Quest’ultimo progetto è quello ‘che ho sognato da bambino e che ho ribattezzato farmer chef: è la concretizzazione del bisogno estremo di creare un luogo che faccia propria l’evoluzione dell’orto, dell’agro-biodiversità, degli allevamenti etici, della ricerca’. La fattoria fornisce dunque le materie prime alla cucina, ‘però, nonostante i miei 50 ettari, sono testimone del fatto che non tutto può provenire dalle mie terre, è matematicamente impossibile. Quindi ci tengo a dire ai nostri ospiti di guardarsi dai simpatici cialtroni’, quelli che cavalcano ‘la moda del chilometro zero, della filiera corta’.

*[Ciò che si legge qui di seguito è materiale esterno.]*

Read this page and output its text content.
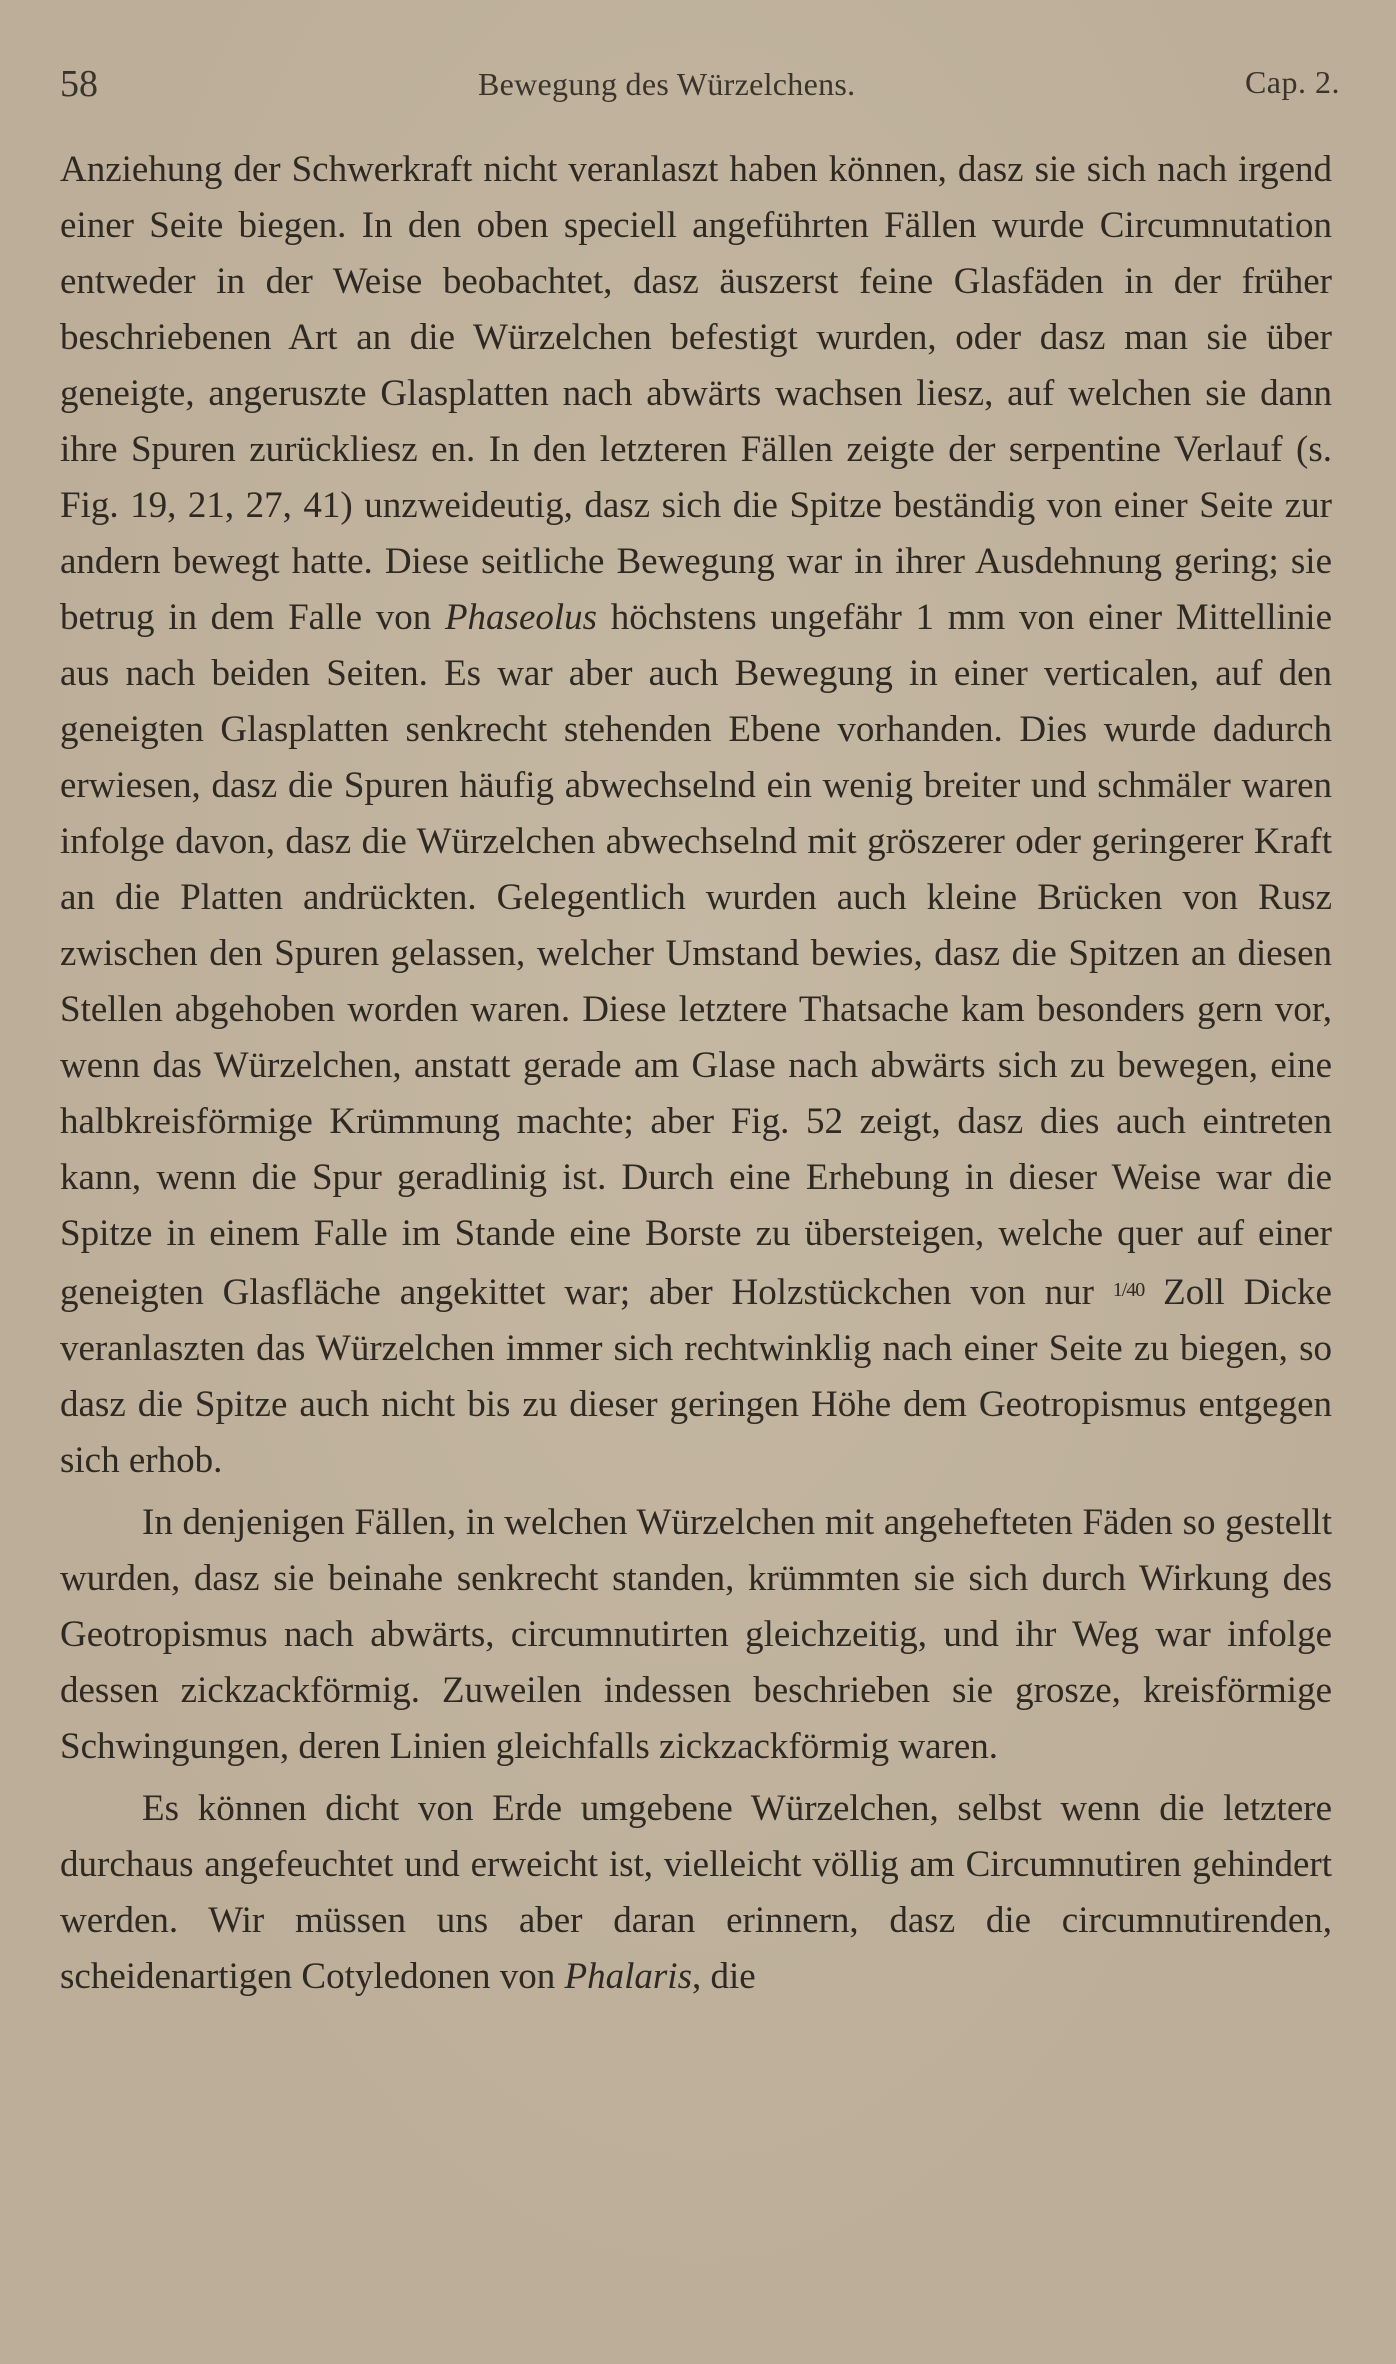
58	Bewegung des Würzelchens.	Cap. 2.

Anziehung der Schwerkraft nicht veranlaszt haben können, dasz sie sich nach irgend einer Seite biegen. In den oben speciell angeführten Fällen wurde Circumnutation entweder in der Weise beobachtet, dasz äuszerst feine Glasfäden in der früher beschriebenen Art an die Würzelchen befestigt wurden, oder dasz man sie über geneigte, angeruszte Glasplatten nach abwärts wachsen liesz, auf welchen sie dann ihre Spuren zurückliesz en. In den letzteren Fällen zeigte der serpentine Verlauf (s. Fig. 19, 21, 27, 41) unzweideutig, dasz sich die Spitze beständig von einer Seite zur andern bewegt hatte. Diese seitliche Bewegung war in ihrer Ausdehnung gering; sie betrug in dem Falle von Phaseolus höchstens ungefähr 1 mm von einer Mittellinie aus nach beiden Seiten. Es war aber auch Bewegung in einer verticalen, auf den geneigten Glasplatten senkrecht stehenden Ebene vorhanden. Dies wurde dadurch erwiesen, dasz die Spuren häufig abwechselnd ein wenig breiter und schmäler waren infolge davon, dasz die Würzelchen abwechselnd mit gröszerer oder geringerer Kraft an die Platten andrückten. Gelegentlich wurden auch kleine Brücken von Rusz zwischen den Spuren gelassen, welcher Umstand bewies, dasz die Spitzen an diesen Stellen abgehoben worden waren. Diese letztere Thatsache kam besonders gern vor, wenn das Würzelchen, anstatt gerade am Glase nach abwärts sich zu bewegen, eine halbkreisförmige Krümmung machte; aber Fig. 52 zeigt, dasz dies auch eintreten kann, wenn die Spur geradlinig ist. Durch eine Erhebung in dieser Weise war die Spitze in einem Falle im Stande eine Borste zu übersteigen, welche quer auf einer geneigten Glasfläche angekittet war; aber Holzstückchen von nur $^{1/40}$ Zoll Dicke veranlaszten das Würzelchen immer sich rechtwinklig nach einer Seite zu biegen, so dasz die Spitze auch nicht bis zu dieser geringen Höhe dem Geotropismus entgegen sich erhob.

In denjenigen Fällen, in welchen Würzelchen mit angehefteten Fäden so gestellt wurden, dasz sie beinahe senkrecht standen, krümmten sie sich durch Wirkung des Geotropismus nach abwärts, circumnutirten gleichzeitig, und ihr Weg war infolge dessen zickzackförmig. Zuweilen indessen beschrieben sie grosze, kreisförmige Schwingungen, deren Linien gleichfalls zickzackförmig waren.

Es können dicht von Erde umgebene Würzelchen, selbst wenn die letztere durchaus angefeuchtet und erweicht ist, vielleicht völlig am Circumnutiren gehindert werden. Wir müssen uns aber daran erinnern, dasz die circumnutirenden, scheidenartigen Cotyledonen von Phalaris, die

Qui però emerge un’altra caratteristica di Antonio Colonna: guardare sempre al futuro possibile, per essere preparato qualora emergano nuove tendenze, o anche per anticiparle e promuoverle: ‘Io sono un trasformista, mi contraddico per migliorarmi, torno sui miei passi. Negli anni Ottanta sono stato una sorta di cofondatore di Slow Food. Ora però, pur non rinnegando il territorio, sto mettendo un po’ tutto in discussione. Quando a 28 anni ho aperto il mio primo ristorante, che poi prese la stellina Michelin, il mio carrello dei formaggi aveva 40 formaggi, c’era il meglio del mondo; andavo anche in Scozia a recuperare il blue stilton. Oggi ritengo che sia un peccato che chef come noi non vadano alla ricerca di biodiversità su tutto il territorio nazionale. Ecco, sto tornando sui miei passi, almeno in parte’.

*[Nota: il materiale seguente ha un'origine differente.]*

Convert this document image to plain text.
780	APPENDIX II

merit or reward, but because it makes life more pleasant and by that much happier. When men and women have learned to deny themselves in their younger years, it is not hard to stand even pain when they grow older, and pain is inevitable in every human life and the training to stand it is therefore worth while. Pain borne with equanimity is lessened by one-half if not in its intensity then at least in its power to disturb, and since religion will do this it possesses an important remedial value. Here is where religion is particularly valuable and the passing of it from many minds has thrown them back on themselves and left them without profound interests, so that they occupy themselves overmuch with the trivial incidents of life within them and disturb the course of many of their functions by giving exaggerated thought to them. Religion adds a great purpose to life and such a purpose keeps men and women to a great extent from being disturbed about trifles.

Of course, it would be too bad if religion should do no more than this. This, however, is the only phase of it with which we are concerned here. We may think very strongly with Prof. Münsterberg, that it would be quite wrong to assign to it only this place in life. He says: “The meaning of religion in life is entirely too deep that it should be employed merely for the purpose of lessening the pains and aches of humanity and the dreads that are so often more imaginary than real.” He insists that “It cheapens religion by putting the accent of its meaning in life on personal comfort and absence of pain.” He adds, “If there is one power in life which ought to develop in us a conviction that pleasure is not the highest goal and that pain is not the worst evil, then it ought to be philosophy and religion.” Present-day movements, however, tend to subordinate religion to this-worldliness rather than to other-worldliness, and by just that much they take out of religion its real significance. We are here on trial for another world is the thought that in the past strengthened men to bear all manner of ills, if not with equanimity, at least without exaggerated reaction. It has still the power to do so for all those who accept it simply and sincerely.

Non è escluso, insomma, che ci sia un’inversione di tendenza. Anche perché ‘all’ultimo convegno di Pollenzo – e Slow Food in questo è come il Vaticano per i Cristiani – Carlo Petrini ha rimesso in discussione un po’ di cose. Lui sostiene addirittura che piuttosto che fare male un prodotto in Italia, è meglio che qualcuno lo faccia bene all’estero’.

C’è un altro elemento del passato che potrebbe tornare: ‘Negli ultimi anni è stata esaltata la figura dello chef, ma quando ho cominciato a fare questo mestiere – avevo 16 anni e la mia prima esperienza fu al Danieli di Venezia – il centro era la sala, il vero padrone di casa era il maitre, che cucinava un 20-30% davanti al cliente. Il cuoco era una figura generosa come la disegnano ancora i bambini, col pancione, col faccione da scemo. La cucina degli ultimi 30 anni ha sgombrato la sala, lasciandole un ruolo da sommelier, tutte le altre figure sono morte. Oggi se chiedi a un ragazzo di sala di fare un filetto alla tartara, non è capace; se gli chiedi di sbucciare la frutta davanti all’ospite o di sfilettare un piccione o un’anatra, non è capace. Io invece questa storia non l’ho abbandonata, ce l’ho lì. E se Mogol ancora continua a far piangere quattro generazioni, io adotto la filosofia di Mogol, che è molto più grande di me. Quindi se ci sarà un ritorno a certe tradizioni, io sono pronto, gli altri non so’.

All’interno di questo panorama mutevole resta fondamentale l’educazione del pubblico: ‘Io non sono un esterofilo né voglio vivere di ricordi, io sono un uomo moderno e nella mia modernità distinguo le tradizioni dalle abitudini e dalle cattive abitudini. Oggi, per motivi di informazioni un po’ becere, si sta navigando in cattive abitudini. La scomparsa del carrello dei dolci, ad esempio, è sbagliata’.

Questo sguardo d’insieme, che non trascura la dimensione storica, nutre la rabbia sana, il fiume in piena di Antonello Colonna: ‘Ultimamente sto più dietro i microfoni che dietro le padelle, però il microfono per me rappresenta quello che ha rappresentato la padella per 30 anni: la rivoluzione oggi si fa dietro i microfoni, bisogna parlare, dire, spiegare a tutti, anche ai bambini nelle scuole’.